In This Article
- As part of the RECOVERY trial, 2,104 patients with COVID-19 received dexamethasone 6 mg/day for up to 10 days and 4,321 received usual care
- According to a preprint manuscript, among patients receiving respiratory support, steroid use was associated with a 3% absolute reduction in the risk of 28-day mortality, with greater benefit for patients on mechanical ventilation than those on oxygen
- There was a nonsignificant trend toward harm in patients not requiring oxygen therapy who received steroids
- Physicians should strongly consider the use of dexamethasone for COVID-19 patients who are on oxygen or have hypoxemic respiratory failure
According to recently released preprint data (not yet peer-reviewed) from the RECOVERY trial, dexamethasone has a mortality benefit in COVID-19 patients who require oxygen or mechanical ventilation. In a review posted on June 27, 2020, the Fast Literature Assessment and Review team at Massachusetts General Hospital puts the trial in context.

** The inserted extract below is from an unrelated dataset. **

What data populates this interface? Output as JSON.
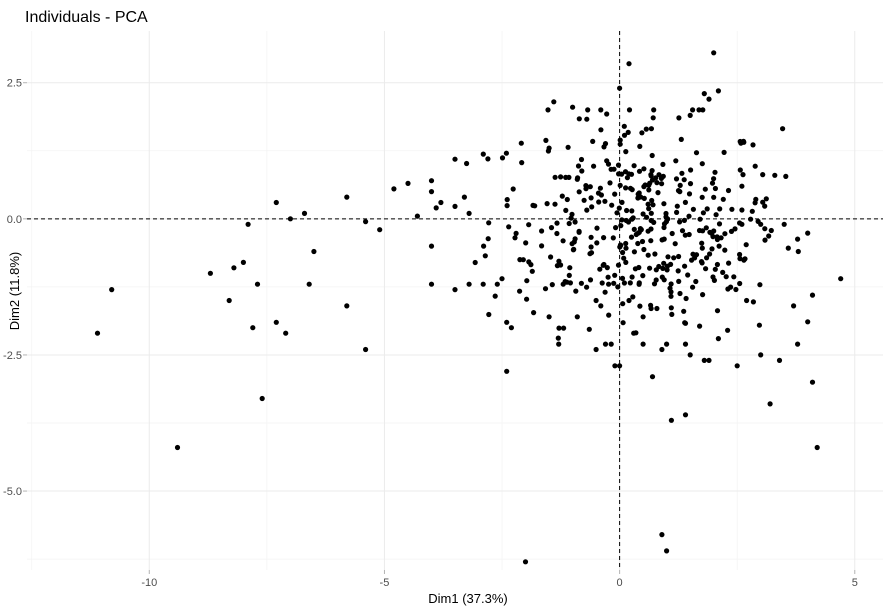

The role of steroids in acute respiratory distress syndrome (ARDS) and other critical illness syndromes is highly controversial. There is evidence suggesting the innate immune response is itself a mechanism of ARDS—it potentially gives way to maladaptive hyperinflammation—so there has been longstanding interest in immunomodulatory therapies.
Widespread adoption of such strategies has been limited by contradictory data. Two large randomized, clinical trials of different steroid regimens applied at different times in the ARDS course showed conflicting efficacy results. Other studies showed a signal for harm in late ARDS (>14 days) and ARDS due to viral pneumonia. Among survivors of ARDS, steroids have been associated with delirium and profound, long-lasting neuromuscular weakness.
RECOVERY is a multi-arm, multi-platform clinical trial testing a number of therapies for COVID-19 in parallel with 28-day mortality as a primary endpoint. The sample is massive: in the steroid arm, 2,104 patients received dexamethasone 6 mg/day for up to 10 days. They were compared with 4,321 patients who received usual care.
RECOVERY showed a 3% absolute mortality risk reduction in the steroid group among patients receiving respiratory support, with greater benefit in patients on mechanical ventilation than in those on oxygen. There was a nonsignificant trend toward harm in patients not requiring oxygen therapy who received steroids.
These data from RECOVERY should be practice-changing. However, given concerns about both short- and long-term adverse events with steroid use, more precise phenotyping is necessary. Clinicians must remain alert to the possibility that the groups that appeared to benefit in RECOVERY (those on oxygen or mechanical ventilation) are not the true subtypes that distinguish steroid responders from nonresponders.
In addition, any open-label trial is potentially confounded. Despite the new standard of care of providing dexamethasone to patients with COVID-19, there is a continued need for a fully blinded randomized, controlled trial.